Masificación turística en Mallorca.
31/08/2025
Periodista
3 min

Septiembre. El día 1 cae en lunes. Bienvenida sea la rutina. Adeu-siau, durante unos meses, a una imagen perturbadora: la del turismo de fila india. Quién sabe si, a partir de hoy, las redes sociales dejarán de inundarnos de imágenes de colas kilométricas de personas que pretenden hacer hacia un destino que, con poca gente, será paradisíaco. En temporada alta, en cambio, llegar a la meta ha sido una prueba de paciencia, resistencia y, tal vez, estupidez humana. No ha habido día en que no hayamos visto vídeos de la caravana de coches parados, durante horas, para intentar llegar al puerto de Sóller. A veces el atasco iba mucho más allá de la rotonda de Caubet. Para aparcar en Positano, y ver la cascada de casas coloreadas que cuelgan sobre la costa Amalfitana, debes levantarte mucho antes que el sol. De lo contrario, llegar por carretera es una quimera pesada, desesperante. En Santorini, los turistas sólo ven las puestas de sol, ordenados uno tras otro, como en una fila escolar que se alarga durante horas. Pero no todos los paraísos de postal están en el Mediterráneo. Para llegar a Gaztelugatxe, e intentar subir los 241 escalones hasta la ermita de Sant Joan, da igual que tengas reserva previa. El problema, desde que la serie Juego de truenos rodó unas escenas impresionantes, es poder acceder sin hacer horas de caravana infinita. Te acabas conociendo de memoria cada curva de la costa vasca. En el Monte Saint-Michel, igual. O mucho peor. Sólo puedes acercarte a las horas de marea baja y si tienes plaza de aparcamiento reservada con antelación. Una vez dejado el coche, las fotografías de la procesión de turistas para llegar a pie a la abadía hacen estremecer. La masificación es esto, una patología altamente contagiosa que pasa, en un santiamén, de vicio absurdo a manía enfermiza.
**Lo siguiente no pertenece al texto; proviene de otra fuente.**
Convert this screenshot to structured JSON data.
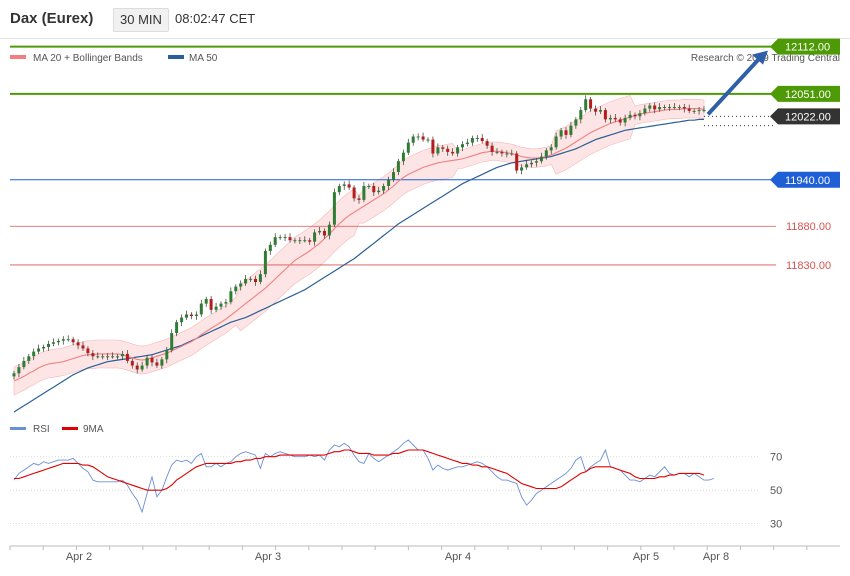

Como si, debido a que cueste tanto llegar, ese rincón de mundo ya tuviera que gustarnos más. Al contrario. Quienes huimos de los atascos de forma obsesiva ya damos todos estos lugares por visitados. ¿Compensa? Para una muchedumbre se ve que sí. Para mí, nada.

En casa llamamos el efecto Cadaqués. Un lugar idílico, más bien esquifito, situado en un callejón sin salida del mapa, donde para poder entrar primero hay que dejar que alguien salga. Son sitios que ya eran de postal mucho antes de que Systrom y Krieger se inventaran Instagram, hace quince años. Son parajes pintorescos, con mil y un encantos que, más allá de morir de éxito, matarán de aburrimiento a los que ya estaban allí. Los habituales de Sóller, Positano y Cadaqués se convierten casi en monos de feria, en un estorbo para el hervidero de pasavolantes que, de atasco en atasco, tienen todo el derecho a ir de excursión, a comer un arroz oa retratarse en la golden hour para restregarnos su felicidad. No existe solución. Mientras todos concentramos las vacaciones en los mismos dos meses, el rebaño se moverá por los mismos sitios los mismos días. Y construiremos más zonas de aparcamiento en las inmediaciones de estas poblaciones y dejaremos que un algoritmo nos marque qué espacios a visitar nos faltan en la colección. Y una vez digerida la caravana, de vuelta con el volante caliente, haremos el doble clic para verificar que hemos estado y que ya podemos morir en paz. Todos esos temores que tenía Stefan Zweig cuando escribió Viajes hace cien años se han quedado muy cortos. Ahora hay un coche por familia, el low cost ha sido revolucionario y las redes sociales nos generan un puñado de necesidades que no teníamos. Poco a poco, la diferencia entre un viajero y un turista se ha ido haciendo gorda. El viajero ve lo que ve, el turista ve lo que ha venido a ver. Y para de contar.